My Substack stats

Many people are secretive about their Substack numbers, but the whole point of Zero Credibility is to write about topics others stay away from. Today I want to share this newsletter's metrics to give you a realistic sense of what's possible to achieve on the platform.

I started writing on Substack a little under four months ago. The first post was Go-to-market strategy for engineers, which I published on Sep 18, 2020. As of the time of this writing there are 166 paid subscribers which contribute to gross annualized revenue of $20,332. Special thanks to all you 166 folks who are supporting Zero Credibility financially!

Here is an all time graph of paid subscribers:

And an all time graph of gross annualized revenue:

The open rate hovers between ~48% and 58%. The total e-mail list has 3,868 emails (thanks to all you folks for your time reading my posts). Here is an all time graph of total newsletter subscribers:

I do two things to let people know about the newsletter. First, I post every article I write on Twitter (13,192 followers as of the time of this writing). I try to go for descriptive titles and short tweets. I do little to no optimization for virality, other than what I do unwittingly because Twitter's algorithms trained me to.

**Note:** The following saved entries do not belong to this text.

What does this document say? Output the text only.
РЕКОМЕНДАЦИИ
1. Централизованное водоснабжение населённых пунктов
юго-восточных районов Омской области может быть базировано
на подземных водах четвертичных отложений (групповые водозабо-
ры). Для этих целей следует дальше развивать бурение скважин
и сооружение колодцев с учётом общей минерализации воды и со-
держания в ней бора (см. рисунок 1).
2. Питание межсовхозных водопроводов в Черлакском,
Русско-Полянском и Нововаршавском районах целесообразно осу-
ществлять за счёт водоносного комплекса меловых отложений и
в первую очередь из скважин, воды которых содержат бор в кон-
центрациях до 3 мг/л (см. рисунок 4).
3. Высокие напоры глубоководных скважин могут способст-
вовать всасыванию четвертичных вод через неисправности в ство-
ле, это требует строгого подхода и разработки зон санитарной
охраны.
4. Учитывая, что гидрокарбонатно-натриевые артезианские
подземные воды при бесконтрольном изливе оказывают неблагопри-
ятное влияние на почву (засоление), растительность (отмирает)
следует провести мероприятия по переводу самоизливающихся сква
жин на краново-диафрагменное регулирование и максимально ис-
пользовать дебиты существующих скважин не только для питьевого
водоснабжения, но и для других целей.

Second, a few weeks ago Twitter sent me an email informing me that there was an investigation of my account because people complained about the tweets. There were enough complaints that it crossed their threshold for account investigations, though I have no idea what that threshold is. The investigation didn't go anywhere, and I don't think the future ones will either. But I did want to be prepared for the tail risk of getting kicked off.

As a response to the investigation, I started following this protocol for exiting Twitter. I wrote a bot to slowly DM about Zero Credibility to all my Twitter followers. That did increase the growth— you can see an uptick starting Nov 30th and ending Dec 30th. That's when I stopped the bot so I could get information about its efficacy for this post. I used a CLI Twitter client to download all the followers and send DMs, and then stitched it together with a few shell scripts to rate limit the DMs to avoid Twitter's detectors.

I'd love to give you more data, but Substack doesn't offer any more analytics. I started this newsletter to force myself to write a post a week. I thought the best way to do that would be to have paying users because it would guilt me into writing consistently. For now the only other data point I can offer is a confirmation that this strategy works.